Mexique : victoire pro-vie
La Cour suprême du Mexique a rejeté un recours de partisans de l'avortement pour faire déclarer anticonstitutionnel un texte législatif d'un Etat mexicain interdisant l'avortement. Au Mexique, seul l'Etat de la capitale fédérale Mexico a totalement dépénalisé l'avortement possible dans les 12 premières semaines de gestation, depuis une loi votée en avril 2008 et ratifiée par la Cour suprême un an plus tard. Le vote de cette loi a été le point de départ d'une campagne pro-vie appuyée par l'Eglise catholique, qui s'est traduite par le vote dans 16 Etats mexicains sur 31 de lois protégeant la vie dès la conception.

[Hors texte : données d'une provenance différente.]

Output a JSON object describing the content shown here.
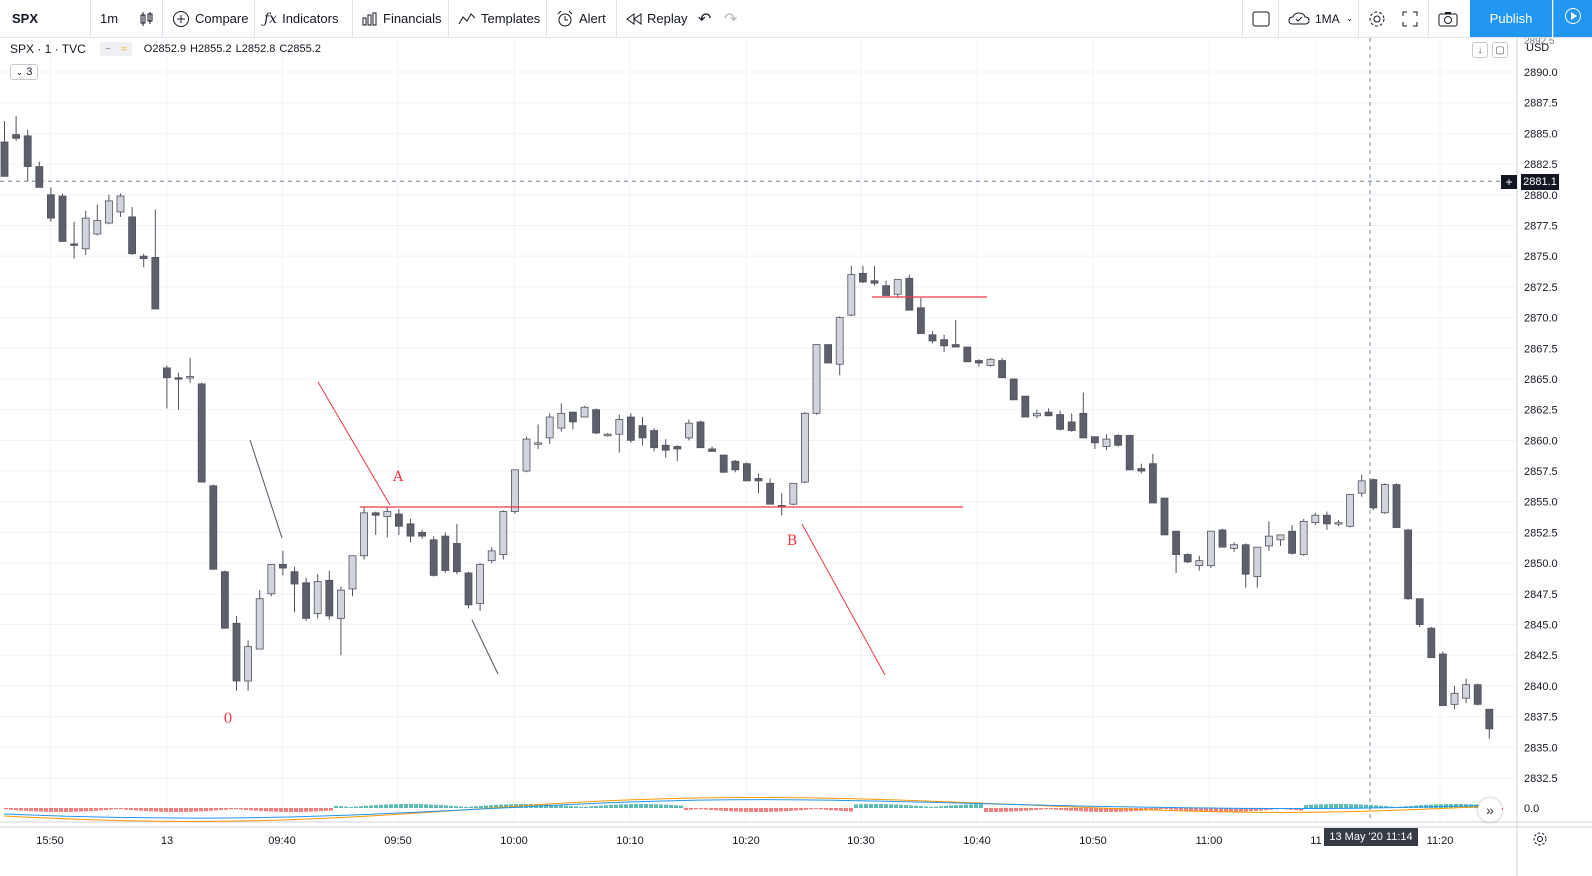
{
  "toolbar": {
    "symbol": "SPX",
    "interval": "1m",
    "compare": "Compare",
    "indicators": "Indicators",
    "financials": "Financials",
    "templates": "Templates",
    "alert": "Alert",
    "replay": "Replay",
    "ma_button": "1MA",
    "publish": "Publish"
  },
  "legend": {
    "symbol": "SPX · 1 · TVC",
    "open": "O2852.9",
    "high": "H2855.2",
    "low": "L2852.8",
    "close": "C2855.2",
    "collapse_count": "3"
  },
  "price_axis": {
    "currency": "USD",
    "crosshair_price": "2881.1"
  },
  "time_axis": {
    "crosshair_time": "13 May '20   11:14"
  },
  "annotations": {
    "label_a": "A",
    "label_b": "B",
    "label_0": "0"
  },
  "colors": {
    "up_candle": "#d1d4dc",
    "down_candle": "#5d606b",
    "drawing": "#f23645",
    "accent": "#2196f3"
  },
  "chart_data": {
    "type": "candlestick",
    "title": "SPX · 1 · TVC",
    "ylim": [
      2830.6,
      2893.4
    ],
    "y_ticks": [
      2890.0,
      2887.5,
      2885.0,
      2882.5,
      2880.0,
      2877.5,
      2875.0,
      2872.5,
      2870.0,
      2867.5,
      2865.0,
      2862.5,
      2860.0,
      2857.5,
      2855.0,
      2852.5,
      2850.0,
      2847.5,
      2845.0,
      2842.5,
      2840.0,
      2837.5,
      2835.0,
      2832.5
    ],
    "x_ticks": [
      "15:50",
      "13",
      "09:40",
      "09:50",
      "10:00",
      "10:10",
      "10:20",
      "10:30",
      "10:40",
      "10:50",
      "11:00",
      "11",
      "11:20"
    ],
    "indicator_label": "0.0",
    "candles": [
      {
        "o": 2884.3,
        "h": 2886.0,
        "l": 2881.5,
        "c": 2881.5
      },
      {
        "o": 2884.9,
        "h": 2886.4,
        "l": 2884.4,
        "c": 2884.6
      },
      {
        "o": 2884.8,
        "h": 2885.3,
        "l": 2881.1,
        "c": 2882.3
      },
      {
        "o": 2882.3,
        "h": 2882.7,
        "l": 2880.6,
        "c": 2880.6
      },
      {
        "o": 2880.0,
        "h": 2880.6,
        "l": 2877.8,
        "c": 2878.1
      },
      {
        "o": 2879.9,
        "h": 2880.1,
        "l": 2876.2,
        "c": 2876.2
      },
      {
        "o": 2876.0,
        "h": 2877.8,
        "l": 2874.8,
        "c": 2875.9
      },
      {
        "o": 2875.6,
        "h": 2878.7,
        "l": 2875.1,
        "c": 2878.1
      },
      {
        "o": 2876.8,
        "h": 2879.2,
        "l": 2876.7,
        "c": 2877.9
      },
      {
        "o": 2877.7,
        "h": 2880.0,
        "l": 2877.6,
        "c": 2879.5
      },
      {
        "o": 2878.6,
        "h": 2880.1,
        "l": 2878.2,
        "c": 2879.9
      },
      {
        "o": 2878.2,
        "h": 2879.0,
        "l": 2875.1,
        "c": 2875.2
      },
      {
        "o": 2875.0,
        "h": 2875.2,
        "l": 2874.1,
        "c": 2874.8
      },
      {
        "o": 2874.9,
        "h": 2878.8,
        "l": 2870.7,
        "c": 2870.7
      },
      {
        "o": 2865.9,
        "h": 2866.1,
        "l": 2862.6,
        "c": 2865.1
      },
      {
        "o": 2865.1,
        "h": 2865.5,
        "l": 2862.5,
        "c": 2865.0
      },
      {
        "o": 2865.1,
        "h": 2866.7,
        "l": 2864.7,
        "c": 2865.2
      },
      {
        "o": 2864.6,
        "h": 2864.7,
        "l": 2856.6,
        "c": 2856.6
      },
      {
        "o": 2856.3,
        "h": 2856.4,
        "l": 2849.5,
        "c": 2849.5
      },
      {
        "o": 2849.3,
        "h": 2849.4,
        "l": 2844.7,
        "c": 2844.7
      },
      {
        "o": 2845.1,
        "h": 2845.7,
        "l": 2839.6,
        "c": 2840.4
      },
      {
        "o": 2840.4,
        "h": 2843.7,
        "l": 2839.6,
        "c": 2843.2
      },
      {
        "o": 2843.0,
        "h": 2847.8,
        "l": 2843.0,
        "c": 2847.1
      },
      {
        "o": 2847.5,
        "h": 2849.9,
        "l": 2847.3,
        "c": 2849.9
      },
      {
        "o": 2849.9,
        "h": 2851.0,
        "l": 2849.0,
        "c": 2849.6
      },
      {
        "o": 2849.3,
        "h": 2849.7,
        "l": 2846.0,
        "c": 2848.3
      },
      {
        "o": 2848.4,
        "h": 2848.8,
        "l": 2845.3,
        "c": 2845.5
      },
      {
        "o": 2845.9,
        "h": 2849.1,
        "l": 2845.5,
        "c": 2848.5
      },
      {
        "o": 2848.6,
        "h": 2849.4,
        "l": 2845.4,
        "c": 2845.7
      },
      {
        "o": 2845.5,
        "h": 2848.1,
        "l": 2842.5,
        "c": 2847.8
      },
      {
        "o": 2847.9,
        "h": 2850.6,
        "l": 2847.3,
        "c": 2850.6
      },
      {
        "o": 2850.6,
        "h": 2854.6,
        "l": 2850.3,
        "c": 2854.1
      },
      {
        "o": 2854.1,
        "h": 2854.2,
        "l": 2852.3,
        "c": 2853.9
      },
      {
        "o": 2853.8,
        "h": 2854.6,
        "l": 2852.1,
        "c": 2854.2
      },
      {
        "o": 2854.0,
        "h": 2854.4,
        "l": 2852.3,
        "c": 2853.0
      },
      {
        "o": 2853.2,
        "h": 2853.6,
        "l": 2851.7,
        "c": 2852.2
      },
      {
        "o": 2852.5,
        "h": 2852.7,
        "l": 2852.0,
        "c": 2852.2
      },
      {
        "o": 2851.9,
        "h": 2852.2,
        "l": 2848.9,
        "c": 2849.0
      },
      {
        "o": 2852.2,
        "h": 2852.5,
        "l": 2849.2,
        "c": 2849.4
      },
      {
        "o": 2851.6,
        "h": 2853.2,
        "l": 2849.1,
        "c": 2849.3
      },
      {
        "o": 2849.2,
        "h": 2849.3,
        "l": 2846.3,
        "c": 2846.6
      },
      {
        "o": 2846.7,
        "h": 2850.0,
        "l": 2846.1,
        "c": 2849.9
      },
      {
        "o": 2850.2,
        "h": 2851.3,
        "l": 2850.0,
        "c": 2851.0
      },
      {
        "o": 2850.7,
        "h": 2854.3,
        "l": 2850.3,
        "c": 2854.2
      },
      {
        "o": 2854.2,
        "h": 2857.6,
        "l": 2854.0,
        "c": 2857.6
      },
      {
        "o": 2857.5,
        "h": 2860.3,
        "l": 2857.4,
        "c": 2860.1
      },
      {
        "o": 2859.7,
        "h": 2861.3,
        "l": 2859.3,
        "c": 2859.8
      },
      {
        "o": 2860.2,
        "h": 2862.2,
        "l": 2859.7,
        "c": 2861.9
      },
      {
        "o": 2861.0,
        "h": 2863.0,
        "l": 2860.7,
        "c": 2862.2
      },
      {
        "o": 2862.3,
        "h": 2862.3,
        "l": 2860.9,
        "c": 2861.5
      },
      {
        "o": 2861.9,
        "h": 2862.8,
        "l": 2862.3,
        "c": 2862.7
      },
      {
        "o": 2862.5,
        "h": 2862.6,
        "l": 2860.5,
        "c": 2860.6
      },
      {
        "o": 2860.4,
        "h": 2860.6,
        "l": 2860.3,
        "c": 2860.5
      },
      {
        "o": 2860.5,
        "h": 2862.1,
        "l": 2859.0,
        "c": 2861.7
      },
      {
        "o": 2861.9,
        "h": 2862.2,
        "l": 2859.8,
        "c": 2860.0
      },
      {
        "o": 2861.2,
        "h": 2861.9,
        "l": 2859.6,
        "c": 2860.2
      },
      {
        "o": 2860.8,
        "h": 2861.0,
        "l": 2859.1,
        "c": 2859.4
      },
      {
        "o": 2859.6,
        "h": 2860.1,
        "l": 2858.6,
        "c": 2859.2
      },
      {
        "o": 2859.5,
        "h": 2859.6,
        "l": 2858.3,
        "c": 2859.3
      },
      {
        "o": 2860.2,
        "h": 2861.7,
        "l": 2860.0,
        "c": 2861.4
      },
      {
        "o": 2861.5,
        "h": 2861.6,
        "l": 2859.4,
        "c": 2859.4
      },
      {
        "o": 2859.3,
        "h": 2859.5,
        "l": 2859.1,
        "c": 2859.1
      },
      {
        "o": 2858.8,
        "h": 2858.8,
        "l": 2857.4,
        "c": 2857.4
      },
      {
        "o": 2858.3,
        "h": 2858.4,
        "l": 2857.4,
        "c": 2857.6
      },
      {
        "o": 2858.1,
        "h": 2858.2,
        "l": 2856.7,
        "c": 2856.7
      },
      {
        "o": 2856.9,
        "h": 2857.3,
        "l": 2855.7,
        "c": 2856.7
      },
      {
        "o": 2856.5,
        "h": 2856.9,
        "l": 2854.8,
        "c": 2854.8
      },
      {
        "o": 2854.7,
        "h": 2855.7,
        "l": 2853.9,
        "c": 2854.6
      },
      {
        "o": 2854.8,
        "h": 2856.5,
        "l": 2854.7,
        "c": 2856.5
      },
      {
        "o": 2856.6,
        "h": 2862.3,
        "l": 2856.5,
        "c": 2862.2
      },
      {
        "o": 2862.2,
        "h": 2867.8,
        "l": 2862.1,
        "c": 2867.8
      },
      {
        "o": 2867.8,
        "h": 2867.8,
        "l": 2866.3,
        "c": 2866.3
      },
      {
        "o": 2866.2,
        "h": 2870.1,
        "l": 2865.3,
        "c": 2870.0
      },
      {
        "o": 2870.2,
        "h": 2874.2,
        "l": 2870.1,
        "c": 2873.5
      },
      {
        "o": 2873.6,
        "h": 2874.2,
        "l": 2872.8,
        "c": 2872.9
      },
      {
        "o": 2873.0,
        "h": 2874.2,
        "l": 2872.6,
        "c": 2872.8
      },
      {
        "o": 2872.6,
        "h": 2873.0,
        "l": 2871.8,
        "c": 2871.8
      },
      {
        "o": 2871.9,
        "h": 2873.1,
        "l": 2871.6,
        "c": 2873.1
      },
      {
        "o": 2873.2,
        "h": 2873.5,
        "l": 2870.6,
        "c": 2870.6
      },
      {
        "o": 2870.8,
        "h": 2871.6,
        "l": 2868.7,
        "c": 2868.7
      },
      {
        "o": 2868.6,
        "h": 2868.9,
        "l": 2867.9,
        "c": 2868.1
      },
      {
        "o": 2868.2,
        "h": 2868.6,
        "l": 2867.2,
        "c": 2867.7
      },
      {
        "o": 2867.8,
        "h": 2869.8,
        "l": 2867.6,
        "c": 2867.6
      },
      {
        "o": 2867.6,
        "h": 2867.6,
        "l": 2866.4,
        "c": 2866.4
      },
      {
        "o": 2866.5,
        "h": 2866.6,
        "l": 2866.0,
        "c": 2866.3
      },
      {
        "o": 2866.1,
        "h": 2866.7,
        "l": 2866.0,
        "c": 2866.6
      },
      {
        "o": 2866.5,
        "h": 2866.7,
        "l": 2865.1,
        "c": 2865.1
      },
      {
        "o": 2865.0,
        "h": 2865.0,
        "l": 2863.3,
        "c": 2863.3
      },
      {
        "o": 2863.6,
        "h": 2863.6,
        "l": 2861.9,
        "c": 2861.9
      },
      {
        "o": 2862.0,
        "h": 2862.5,
        "l": 2861.8,
        "c": 2862.2
      },
      {
        "o": 2862.3,
        "h": 2862.6,
        "l": 2862.0,
        "c": 2862.0
      },
      {
        "o": 2862.1,
        "h": 2862.4,
        "l": 2860.8,
        "c": 2860.9
      },
      {
        "o": 2861.5,
        "h": 2862.2,
        "l": 2860.7,
        "c": 2860.8
      },
      {
        "o": 2862.2,
        "h": 2863.9,
        "l": 2860.2,
        "c": 2860.2
      },
      {
        "o": 2860.3,
        "h": 2860.3,
        "l": 2859.3,
        "c": 2859.8
      },
      {
        "o": 2859.5,
        "h": 2860.5,
        "l": 2859.2,
        "c": 2860.1
      },
      {
        "o": 2860.4,
        "h": 2860.5,
        "l": 2859.5,
        "c": 2859.6
      },
      {
        "o": 2860.4,
        "h": 2860.4,
        "l": 2857.6,
        "c": 2857.6
      },
      {
        "o": 2857.7,
        "h": 2858.1,
        "l": 2857.3,
        "c": 2857.5
      },
      {
        "o": 2858.1,
        "h": 2858.9,
        "l": 2854.9,
        "c": 2854.9
      },
      {
        "o": 2855.3,
        "h": 2855.3,
        "l": 2852.3,
        "c": 2852.3
      },
      {
        "o": 2852.6,
        "h": 2852.6,
        "l": 2849.2,
        "c": 2850.7
      },
      {
        "o": 2850.7,
        "h": 2850.8,
        "l": 2850.0,
        "c": 2850.1
      },
      {
        "o": 2849.8,
        "h": 2850.6,
        "l": 2849.4,
        "c": 2850.2
      },
      {
        "o": 2849.8,
        "h": 2852.6,
        "l": 2849.6,
        "c": 2852.6
      },
      {
        "o": 2852.7,
        "h": 2852.8,
        "l": 2851.3,
        "c": 2851.3
      },
      {
        "o": 2851.2,
        "h": 2851.7,
        "l": 2850.9,
        "c": 2851.5
      },
      {
        "o": 2851.5,
        "h": 2851.6,
        "l": 2848.0,
        "c": 2849.1
      },
      {
        "o": 2848.9,
        "h": 2851.3,
        "l": 2848.0,
        "c": 2851.3
      },
      {
        "o": 2851.4,
        "h": 2853.4,
        "l": 2851.0,
        "c": 2852.2
      },
      {
        "o": 2851.9,
        "h": 2852.3,
        "l": 2851.4,
        "c": 2852.3
      },
      {
        "o": 2852.6,
        "h": 2853.1,
        "l": 2850.7,
        "c": 2850.8
      },
      {
        "o": 2850.7,
        "h": 2853.6,
        "l": 2850.6,
        "c": 2853.4
      },
      {
        "o": 2853.3,
        "h": 2854.1,
        "l": 2853.1,
        "c": 2853.9
      },
      {
        "o": 2853.9,
        "h": 2854.2,
        "l": 2852.7,
        "c": 2853.2
      },
      {
        "o": 2853.2,
        "h": 2853.5,
        "l": 2853.0,
        "c": 2853.3
      },
      {
        "o": 2853.0,
        "h": 2855.6,
        "l": 2852.9,
        "c": 2855.6
      },
      {
        "o": 2855.7,
        "h": 2857.2,
        "l": 2855.4,
        "c": 2856.7
      },
      {
        "o": 2856.8,
        "h": 2856.9,
        "l": 2854.3,
        "c": 2854.5
      },
      {
        "o": 2854.1,
        "h": 2856.5,
        "l": 2854.0,
        "c": 2856.4
      },
      {
        "o": 2856.4,
        "h": 2856.5,
        "l": 2852.9,
        "c": 2852.9
      },
      {
        "o": 2852.7,
        "h": 2852.8,
        "l": 2847.0,
        "c": 2847.1
      },
      {
        "o": 2847.1,
        "h": 2847.1,
        "l": 2844.8,
        "c": 2845.0
      },
      {
        "o": 2844.7,
        "h": 2844.8,
        "l": 2842.3,
        "c": 2842.3
      },
      {
        "o": 2842.6,
        "h": 2842.8,
        "l": 2838.4,
        "c": 2838.4
      },
      {
        "o": 2838.5,
        "h": 2840.0,
        "l": 2838.1,
        "c": 2839.4
      },
      {
        "o": 2839.0,
        "h": 2840.6,
        "l": 2838.6,
        "c": 2840.1
      },
      {
        "o": 2840.1,
        "h": 2840.2,
        "l": 2838.4,
        "c": 2838.5
      },
      {
        "o": 2838.1,
        "h": 2838.1,
        "l": 2835.7,
        "c": 2836.5
      }
    ]
  }
}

France : la "contraception de rattrapage" délivrée par des infirmiers
Le 28 septembre dernier, un amendement présenté par M. Robinet a été adopté. Il a pour objet de permettre un accès effectif aux contraceptifs en modifiant l’article L. 5134 du code de la santé publique sur deux points. Il est tout d’abord proposé que les sages-femmes puissent prescrire une contraception (hors situations pathologiques qui relèvent de la compétence des médecins) et assurer le suivi biologique de la patiente. Par ailleurs, il est proposé d’adapter les dispositions de la loi HPST du 21 juillet 2009 relatives à la délivrance de la contraception dans les services universitaires et interuniversitaires de médecine préventive et de promotion de la santé (SUIMPPS) en la limitant à la seule contraception d’urgence et en autorisant les infirmiers exerçant dans ces services à procéder à la délivrance et l’administration de cette contraception de rattrapage.(source : le salon beige)
Tentatives croissantes d’imposer la culture de mort à l’ONU
Durant les mois d’été, le Secrétariat Général des Nations Unies a publié un rapport du Comité des Droits de l’Homme qui affirme que toutes les nations devraient accepter que les femmes et les filles aient un droit d’accès
à l’avortement pour que celles-ci puissent jouir de leurs droits de l’homme. Le rapport, rédigé par le rapporteur
spécial de l’ONU Anand Grover , fait le lien entre l’avortement à la demande et le droit fondamental au
standard le plus élevé de santé physique et mentale. Selon lui, “les lois pénalisant et réduisant l’avortement [IMG et IVG] sont des exemples par excellence d’entraves inacceptables à la réalisation des droits des femmes à la santé, et doivent être éliminées”. M. Grover poursuit en disant que la seule légalisation de l’avortement est (certes nécessaire mais) pas suffisante pour considérer que les Etats ne sont pas coupables de violation du droit
des femmes à la santé. Les Etats doivent aussi activement promouvoir la procédure. [...]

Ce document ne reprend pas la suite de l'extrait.